Evidence for a Complex Influence of Nicotinic Acetylcholine Receptors on Hippocampal Serotonin Release

The effects of nicotine on 5-hydroxytryptamine (5-HT) release from serotonergic nerve endings in rat dorsal hippocampal slices were studied. Nicotine (50-500 μM) caused a concentration-dependent increase in 5-HT release. This effect was antagonised by mecamylamine (0.5 μM) indicating an action at nicotinic receptors. Nicotine-evoked 5-HT release was not affected by tetrodotoxin (3 μM), cadmium chloride (0.1 mM), or the absence of Ca 2+ or Na + in the superfusion medium. Unexpectedly, higher concentrations of mecamylamine alone (1-50 μM) increased 5-HT release. This suggested the presence of inhibitory input to 5-HT neurones and that these inhibitory neurones possess tonically active nicotinic receptors. The effect of mecamylamine (50 μM) on 5-HT release was reduced by the muscarinic M 1 receptor agonist, McN-A-343 (100 μM), but pirenzepine (0.005-1 μM), which blocks M 1 receptors, alone increased 5-HT release. Hippocampal serotonergic neurones are known to possess both excitatory nicotinic receptors and inhibitory M 1 receptors.

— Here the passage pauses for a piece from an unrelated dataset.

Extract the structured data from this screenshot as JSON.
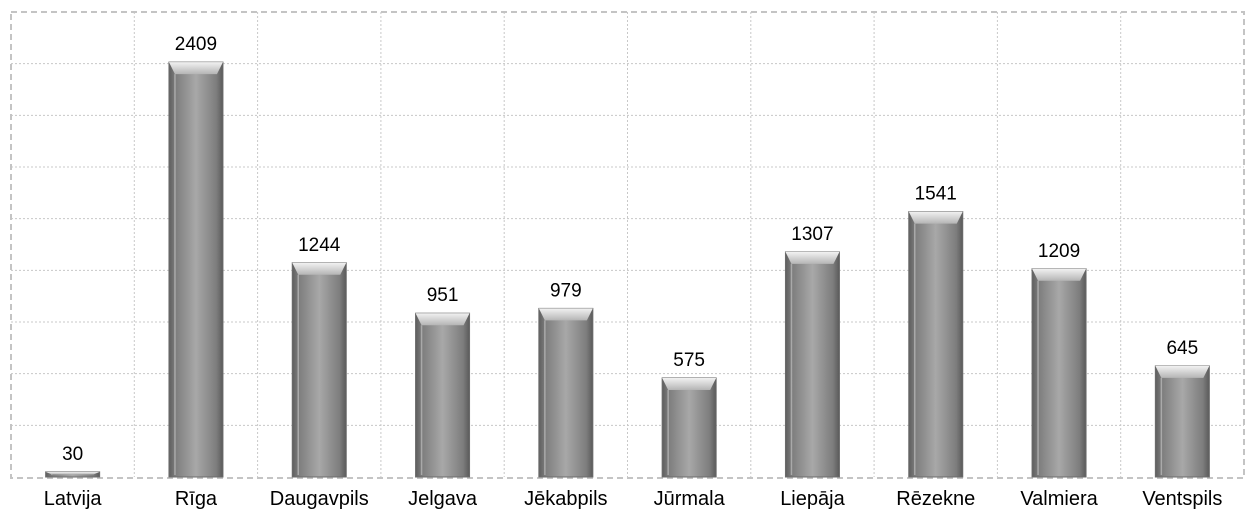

Although there may be several explanations for our results, one possible explanation is that nicotine stimulates 5-HT release by activating nicotinic heteroreceptors on 5-HT terminals. Mecamylamine (0.5 μM) antagonises this effect, but higher concentrations increase 5-HT release indirectly by blocking the action of endogenous acetylcholine on nicotinic receptors situated on cholinergic neurones that provide muscarinic inhibitory input to 5-HT neurones.